Temos assim que, se alguma coisa de positivo ficou, foi a nítida afirmação aos olhos dos portugueses, de dois blocos políticos para alternarem no poder com visões distintas do país e uso distinto da ideologia ao serviço do pensamento político.

Na parte que importa para a governabilidade do país, de um lado esteve a prevalência de uma economia de mercado como sustentáculo e meio de promoção da riqueza, de par com preocupações de um Estado de solidariedade activa, agregado à volta do PSD e da direita em geral.

A intervenção do Estado, como patrão e produtor, empregador, regulador, estatizante sempre que possível, como marca do PS e da esquerda, embora com matizes diferenciadoras tal como a substância das suas origens doutrinárias.

Segundo o candidato António Costa, ao primeiro modelo está inerente, p.e. e como “marca de água”, a busca de uma intervenção venal do PSD e da direita, designadamente ao prosseguir objectivos de afectar a privados o domínio da saúde pública, a segurança social, a escola pública, um destes dias a habitação pública.

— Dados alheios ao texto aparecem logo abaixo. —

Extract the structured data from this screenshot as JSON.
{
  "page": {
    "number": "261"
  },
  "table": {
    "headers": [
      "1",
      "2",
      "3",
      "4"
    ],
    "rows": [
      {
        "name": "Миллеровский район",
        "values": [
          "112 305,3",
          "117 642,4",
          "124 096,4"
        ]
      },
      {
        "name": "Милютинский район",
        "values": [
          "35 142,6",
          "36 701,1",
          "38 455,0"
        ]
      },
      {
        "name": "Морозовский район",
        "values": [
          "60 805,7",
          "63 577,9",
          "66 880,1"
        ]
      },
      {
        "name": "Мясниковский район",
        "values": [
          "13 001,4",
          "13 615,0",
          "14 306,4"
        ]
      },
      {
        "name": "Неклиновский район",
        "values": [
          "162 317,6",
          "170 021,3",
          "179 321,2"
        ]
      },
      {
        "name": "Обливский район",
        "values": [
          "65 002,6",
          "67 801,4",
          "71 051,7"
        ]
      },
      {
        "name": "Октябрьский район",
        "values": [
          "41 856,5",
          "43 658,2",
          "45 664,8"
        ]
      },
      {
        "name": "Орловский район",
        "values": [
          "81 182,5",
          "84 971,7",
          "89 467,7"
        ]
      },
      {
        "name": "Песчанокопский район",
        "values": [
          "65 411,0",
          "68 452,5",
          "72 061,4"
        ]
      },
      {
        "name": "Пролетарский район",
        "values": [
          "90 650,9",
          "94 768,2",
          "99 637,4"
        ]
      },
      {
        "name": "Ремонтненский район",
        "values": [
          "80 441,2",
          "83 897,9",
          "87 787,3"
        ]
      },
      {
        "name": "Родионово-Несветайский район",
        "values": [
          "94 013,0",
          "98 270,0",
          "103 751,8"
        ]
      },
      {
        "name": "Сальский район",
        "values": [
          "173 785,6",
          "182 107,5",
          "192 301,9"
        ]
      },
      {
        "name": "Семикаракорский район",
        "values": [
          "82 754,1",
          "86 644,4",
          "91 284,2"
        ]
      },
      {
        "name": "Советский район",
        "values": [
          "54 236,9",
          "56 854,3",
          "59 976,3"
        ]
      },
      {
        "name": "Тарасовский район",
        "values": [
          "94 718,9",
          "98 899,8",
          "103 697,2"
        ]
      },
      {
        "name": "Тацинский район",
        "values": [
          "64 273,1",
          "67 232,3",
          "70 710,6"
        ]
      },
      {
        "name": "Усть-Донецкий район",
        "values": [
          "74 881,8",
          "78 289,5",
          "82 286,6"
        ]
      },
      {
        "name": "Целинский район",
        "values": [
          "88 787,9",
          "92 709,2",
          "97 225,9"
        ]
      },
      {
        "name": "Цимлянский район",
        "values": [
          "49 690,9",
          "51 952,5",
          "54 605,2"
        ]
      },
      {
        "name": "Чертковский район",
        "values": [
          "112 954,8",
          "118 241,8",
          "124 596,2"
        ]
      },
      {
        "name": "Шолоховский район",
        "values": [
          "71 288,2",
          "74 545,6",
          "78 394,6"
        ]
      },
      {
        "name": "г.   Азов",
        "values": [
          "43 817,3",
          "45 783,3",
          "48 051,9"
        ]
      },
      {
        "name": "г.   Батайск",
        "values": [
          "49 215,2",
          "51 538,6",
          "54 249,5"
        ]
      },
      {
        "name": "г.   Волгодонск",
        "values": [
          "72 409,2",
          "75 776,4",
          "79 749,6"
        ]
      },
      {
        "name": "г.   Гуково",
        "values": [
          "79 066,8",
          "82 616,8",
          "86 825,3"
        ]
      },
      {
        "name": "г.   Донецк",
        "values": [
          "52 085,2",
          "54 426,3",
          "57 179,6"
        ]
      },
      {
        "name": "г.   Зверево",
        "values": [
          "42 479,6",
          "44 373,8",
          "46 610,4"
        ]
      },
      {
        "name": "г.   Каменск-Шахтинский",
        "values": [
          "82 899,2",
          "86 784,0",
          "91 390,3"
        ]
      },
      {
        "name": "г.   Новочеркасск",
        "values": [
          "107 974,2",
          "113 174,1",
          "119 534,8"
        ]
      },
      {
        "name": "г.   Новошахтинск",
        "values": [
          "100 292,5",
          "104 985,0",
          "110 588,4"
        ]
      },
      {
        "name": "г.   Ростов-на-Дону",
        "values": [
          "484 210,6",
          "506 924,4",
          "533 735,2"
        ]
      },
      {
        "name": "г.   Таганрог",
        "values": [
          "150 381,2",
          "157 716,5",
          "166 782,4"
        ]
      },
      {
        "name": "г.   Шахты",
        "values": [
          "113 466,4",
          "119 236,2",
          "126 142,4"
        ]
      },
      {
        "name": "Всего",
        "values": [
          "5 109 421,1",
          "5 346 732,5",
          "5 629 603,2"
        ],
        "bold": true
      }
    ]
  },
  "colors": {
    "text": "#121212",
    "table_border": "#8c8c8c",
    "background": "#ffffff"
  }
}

Domínios que, como se sabe, a esquerda pretende erigir em coutada exclusiva.

Por causa desta visão, a páginas tantas do debate sobre um novo modelo de segurança social que assegure as pensões do futuro, A. Costa disparou: “Vocês querem é entregar aos privados os milhões da segurança social, privatizar a segurança social, torná-la um negócio de financeiros e banqueiros”.

Esta imputação tremendista, usual em épocas que tais, sabe-se hoje, é subsidiária de um dualismo de imputação baseado em alguma hipocrisia, já que, hoje mesmo, uma boa parte das poupanças da Segurança Social vêm navegando com este governo, nas vicissitudes bolsistas de marcas e “griffes” celebérrimas como os títulos da Burberry, a AstraZeneca, a EasyJet, o grupo Rolls-Royce, a Unilever, a Royal Dutch Shell, a Louis Vuitton, a Coca-Cola e a Adidas, entre outras e de acordo com dados oficiais, procurando mais-valias que reforcem a base de sustentação a prazo.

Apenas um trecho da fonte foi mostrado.